Diante disso, consideramos que essas duas pessoas comuns da Amazônia não estão representando, em sentido clássico, mas tentando inventar, criar outras referências (mundos),

através das imagens de fabulação. A relação que experimentam não pode ser explicada exclusivamente pelo indicial, posto que, quando praticam a mise-en-scène, os personagens não intentam apenas representar, mas, principalmente, criar outra significação, não mais representativa, mas também inventiva. Ou seja, o que estão encenando não constitui a representação de uma Amazônia que se conhece pelos livros, noticiários e documentários, mas possui a finalidade de contribuir para a sua invenção (descobrimento). Essa descoberta dialoga com o significado de “invenção” apontado por Santiago (2004, p. 183) – onde o autor afirma que “quem inventa desenvolve um estilo próprio, intransferível” –, capaz de investigar novas possibilidades, novas formas de devir. É nesse sentido que a fabulação, estimulada por Bodanzky e Sena, possibilita que os personagens do filme se tornem falsos, inventem-se, tornem-se outros. Não se trata de representar a Amazônia (imagem-ação), mas de tentar descobri-la, inventando-a (imagem-documento).

É por isso que consideramos que a imagem-documento constitui a secundidade do tempo, operando de modo diverso ao representativo da imagem-movimento, através das imagens de fabulação. Como já assinalamos, Deleuze (2007, p. 161) afirma que “é uma potência do falso que substitui e destrona a forma do verdadeiro” e que só pode ser encontrada na imagem-cristal. Por esta razão é que concluímos que a imagem-documento constitui um tipo de imagem-cristal, que possui como um dos aspectos principais a (figura da) fabulação de seus personagens, que se tornam outros ao se inventarem e se tornarem falsos, a partir do momento em que se põem a ficcionar suas próprias realidades.

O comerciante verídico se dissolve quando o personagem inventa-se generoso, diluindo todo o modelo de verdade que cerca a narrativa orgânica do documentário.

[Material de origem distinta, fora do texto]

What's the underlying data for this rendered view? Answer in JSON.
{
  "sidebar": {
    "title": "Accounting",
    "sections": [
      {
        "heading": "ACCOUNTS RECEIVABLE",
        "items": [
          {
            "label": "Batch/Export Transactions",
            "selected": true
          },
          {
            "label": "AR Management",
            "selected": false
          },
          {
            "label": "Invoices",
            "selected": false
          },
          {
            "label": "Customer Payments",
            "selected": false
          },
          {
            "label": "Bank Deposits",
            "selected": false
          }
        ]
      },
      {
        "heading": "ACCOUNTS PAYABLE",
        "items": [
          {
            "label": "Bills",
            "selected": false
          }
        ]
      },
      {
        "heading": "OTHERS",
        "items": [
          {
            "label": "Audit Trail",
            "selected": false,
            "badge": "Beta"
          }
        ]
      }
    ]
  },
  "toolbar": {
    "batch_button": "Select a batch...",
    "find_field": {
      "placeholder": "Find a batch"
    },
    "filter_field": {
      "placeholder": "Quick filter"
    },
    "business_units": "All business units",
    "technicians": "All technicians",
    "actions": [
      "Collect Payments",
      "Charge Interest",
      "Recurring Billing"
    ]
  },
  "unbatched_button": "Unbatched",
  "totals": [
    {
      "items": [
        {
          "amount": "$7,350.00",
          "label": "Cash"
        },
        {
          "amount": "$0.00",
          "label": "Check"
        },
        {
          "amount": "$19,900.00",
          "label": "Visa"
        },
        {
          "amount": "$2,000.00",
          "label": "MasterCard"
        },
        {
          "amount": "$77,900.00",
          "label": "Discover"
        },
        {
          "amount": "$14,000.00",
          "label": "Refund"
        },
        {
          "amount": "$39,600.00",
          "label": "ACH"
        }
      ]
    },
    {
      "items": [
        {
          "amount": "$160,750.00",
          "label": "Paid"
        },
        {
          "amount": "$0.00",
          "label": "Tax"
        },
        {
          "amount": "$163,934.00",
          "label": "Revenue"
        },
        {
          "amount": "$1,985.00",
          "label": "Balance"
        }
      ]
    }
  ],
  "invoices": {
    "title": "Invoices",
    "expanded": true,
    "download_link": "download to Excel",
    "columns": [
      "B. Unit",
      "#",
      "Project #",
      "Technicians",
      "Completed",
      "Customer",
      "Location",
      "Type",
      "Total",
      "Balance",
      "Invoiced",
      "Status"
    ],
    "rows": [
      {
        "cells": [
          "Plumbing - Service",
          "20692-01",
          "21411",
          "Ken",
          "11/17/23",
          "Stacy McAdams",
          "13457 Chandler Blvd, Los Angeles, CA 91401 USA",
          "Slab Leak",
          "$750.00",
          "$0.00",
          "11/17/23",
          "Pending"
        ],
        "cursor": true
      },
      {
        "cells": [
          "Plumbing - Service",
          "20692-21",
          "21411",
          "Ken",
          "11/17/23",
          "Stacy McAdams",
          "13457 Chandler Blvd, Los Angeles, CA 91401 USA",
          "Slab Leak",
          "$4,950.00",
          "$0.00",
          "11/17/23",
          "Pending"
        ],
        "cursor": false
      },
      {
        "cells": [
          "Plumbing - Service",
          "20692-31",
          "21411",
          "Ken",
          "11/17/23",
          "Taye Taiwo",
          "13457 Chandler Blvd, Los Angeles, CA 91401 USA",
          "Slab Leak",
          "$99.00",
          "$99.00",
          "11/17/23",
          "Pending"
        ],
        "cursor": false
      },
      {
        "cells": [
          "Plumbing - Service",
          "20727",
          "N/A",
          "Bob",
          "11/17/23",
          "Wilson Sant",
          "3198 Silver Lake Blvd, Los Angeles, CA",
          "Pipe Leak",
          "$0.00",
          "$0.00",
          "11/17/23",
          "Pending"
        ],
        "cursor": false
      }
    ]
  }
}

O gesto ingênuo do agricultor ao vender o açaí também denota uma invenção de seu personagem. “São justamente essas potências do falso que são capazes de questionar o modelo formal da verdade e colocar o cinema num ponto de inflexão: não mais de representação, mas criação” (SILVA, 2011, p. 06).

Deleuze (2007, p. 164) pondera que “a potência do falso só existe sob o aspecto de uma série de potências, que estão sempre se remetendo e penetrando umas às outras”. É nesse sentido que a imagem-documento é caracterizada por apresentar o tempo em série, nas séries de potências, onde o antes e o depois se encontram em um só devir, no devir do próprio personagem real que é inseparável de um antes e de um depois.